English vegetarianism activist (1840–1922)

Hannah Harrison (1840 – 2 September 1922) was an English vegetarianism activist. Born in Norwich, she joined the Vegetarian Society in 1884 and gave vegetarian cookery demonstrations in Manchester. She also wrote papers for The Vegetarian Messenger. She was married to William Harrison, a Bible Christian and treasurer of the Vegetarian Society.

== Biography ==
Harrison was born Hannah Bussey in Norwich in 1840. She married William Harrison, a member of the Bible Christian Church in Salford, who owned a knitting firm and was a treasurer of the Vegetarian Society.

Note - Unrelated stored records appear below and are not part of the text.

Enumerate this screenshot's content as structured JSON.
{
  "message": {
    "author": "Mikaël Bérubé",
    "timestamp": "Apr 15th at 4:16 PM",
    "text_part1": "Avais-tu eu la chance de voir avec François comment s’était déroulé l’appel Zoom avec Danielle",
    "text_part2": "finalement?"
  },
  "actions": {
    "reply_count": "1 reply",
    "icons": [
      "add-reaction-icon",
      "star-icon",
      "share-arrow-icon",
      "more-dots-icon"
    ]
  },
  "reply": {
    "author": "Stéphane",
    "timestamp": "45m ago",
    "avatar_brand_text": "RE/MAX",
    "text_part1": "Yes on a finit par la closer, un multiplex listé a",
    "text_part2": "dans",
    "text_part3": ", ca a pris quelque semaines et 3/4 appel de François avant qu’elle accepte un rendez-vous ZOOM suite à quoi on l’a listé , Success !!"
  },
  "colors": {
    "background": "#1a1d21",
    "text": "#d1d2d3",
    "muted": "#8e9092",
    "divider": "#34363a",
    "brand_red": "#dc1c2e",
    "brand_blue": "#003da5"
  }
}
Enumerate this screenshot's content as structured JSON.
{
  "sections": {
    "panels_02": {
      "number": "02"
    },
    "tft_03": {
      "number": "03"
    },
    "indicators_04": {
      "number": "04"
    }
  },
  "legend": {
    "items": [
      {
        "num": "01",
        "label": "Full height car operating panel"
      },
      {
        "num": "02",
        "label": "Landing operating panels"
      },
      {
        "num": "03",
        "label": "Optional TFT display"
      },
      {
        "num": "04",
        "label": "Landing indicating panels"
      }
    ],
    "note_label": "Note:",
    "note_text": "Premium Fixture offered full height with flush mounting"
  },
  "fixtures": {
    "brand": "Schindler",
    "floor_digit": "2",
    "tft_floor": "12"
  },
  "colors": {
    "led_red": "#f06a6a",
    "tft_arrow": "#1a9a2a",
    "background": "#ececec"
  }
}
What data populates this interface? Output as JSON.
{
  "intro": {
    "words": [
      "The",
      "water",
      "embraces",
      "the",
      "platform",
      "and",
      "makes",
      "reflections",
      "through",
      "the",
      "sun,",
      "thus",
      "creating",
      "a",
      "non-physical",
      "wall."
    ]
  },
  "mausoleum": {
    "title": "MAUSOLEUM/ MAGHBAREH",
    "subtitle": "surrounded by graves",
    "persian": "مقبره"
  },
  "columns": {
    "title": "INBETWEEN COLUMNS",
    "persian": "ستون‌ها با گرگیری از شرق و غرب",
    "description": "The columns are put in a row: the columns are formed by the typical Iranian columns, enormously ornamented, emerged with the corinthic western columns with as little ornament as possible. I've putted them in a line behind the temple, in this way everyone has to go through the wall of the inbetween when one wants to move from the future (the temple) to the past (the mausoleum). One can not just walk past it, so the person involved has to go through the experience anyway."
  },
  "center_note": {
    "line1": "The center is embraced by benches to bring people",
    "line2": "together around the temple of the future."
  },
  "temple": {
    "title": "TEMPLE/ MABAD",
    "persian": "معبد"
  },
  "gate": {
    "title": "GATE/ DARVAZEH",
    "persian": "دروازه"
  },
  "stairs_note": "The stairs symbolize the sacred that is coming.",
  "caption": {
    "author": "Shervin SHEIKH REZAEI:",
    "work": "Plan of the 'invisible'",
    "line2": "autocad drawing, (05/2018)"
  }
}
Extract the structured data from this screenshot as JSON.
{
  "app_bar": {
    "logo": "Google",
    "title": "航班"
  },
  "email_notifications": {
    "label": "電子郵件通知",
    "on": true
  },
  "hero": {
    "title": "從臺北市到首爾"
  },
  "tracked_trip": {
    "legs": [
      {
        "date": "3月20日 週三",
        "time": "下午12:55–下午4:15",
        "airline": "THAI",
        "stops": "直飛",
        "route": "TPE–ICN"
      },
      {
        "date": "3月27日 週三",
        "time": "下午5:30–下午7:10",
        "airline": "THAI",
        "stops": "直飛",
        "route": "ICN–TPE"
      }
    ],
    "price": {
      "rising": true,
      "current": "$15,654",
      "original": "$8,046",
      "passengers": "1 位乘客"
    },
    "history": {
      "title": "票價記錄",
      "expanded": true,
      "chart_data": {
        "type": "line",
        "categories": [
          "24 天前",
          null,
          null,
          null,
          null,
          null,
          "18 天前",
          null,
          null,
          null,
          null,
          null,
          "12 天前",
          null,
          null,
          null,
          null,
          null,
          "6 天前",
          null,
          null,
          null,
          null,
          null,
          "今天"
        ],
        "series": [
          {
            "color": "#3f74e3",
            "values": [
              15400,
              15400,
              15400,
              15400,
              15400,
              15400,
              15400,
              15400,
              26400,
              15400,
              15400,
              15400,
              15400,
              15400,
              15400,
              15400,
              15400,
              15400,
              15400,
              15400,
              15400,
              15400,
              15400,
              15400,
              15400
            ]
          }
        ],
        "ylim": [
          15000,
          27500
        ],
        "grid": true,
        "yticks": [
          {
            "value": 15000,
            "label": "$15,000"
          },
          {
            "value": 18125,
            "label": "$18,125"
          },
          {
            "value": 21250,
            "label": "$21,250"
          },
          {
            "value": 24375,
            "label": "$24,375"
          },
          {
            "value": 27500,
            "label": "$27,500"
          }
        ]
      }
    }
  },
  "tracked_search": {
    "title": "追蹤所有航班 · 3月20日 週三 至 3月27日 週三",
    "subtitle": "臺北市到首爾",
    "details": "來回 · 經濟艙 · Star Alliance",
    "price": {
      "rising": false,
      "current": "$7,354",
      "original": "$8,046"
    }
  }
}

She became a member of the Vegetarian Society in 1884. Her activities included cookery demonstrations in Manchester; Charles W. Forward wrote that these drew attention to the practical side of vegetarianism. James Gregory states that Harrison trained workers in vegetarian cookery. Her papers included "Hints to Housewives and Caterers" and "Woman's Mission in Vegetarianism", both published in The Vegetarian Messenger. "Hints to Housewives and Caterers" was later published as a pamphlet by the Vegetarian Society.

In February 1892, The Vegetarian Messenger published a testimony by William Harrison, in which he described adopting a vegetarian diet after suffering from headaches, stomach aches and bronchitis. Marzena Kubisz writes that a later letter by Hannah Harrison said that her adoption of vegetarianism was connected with the effect of her husband's improved health and with religious motives.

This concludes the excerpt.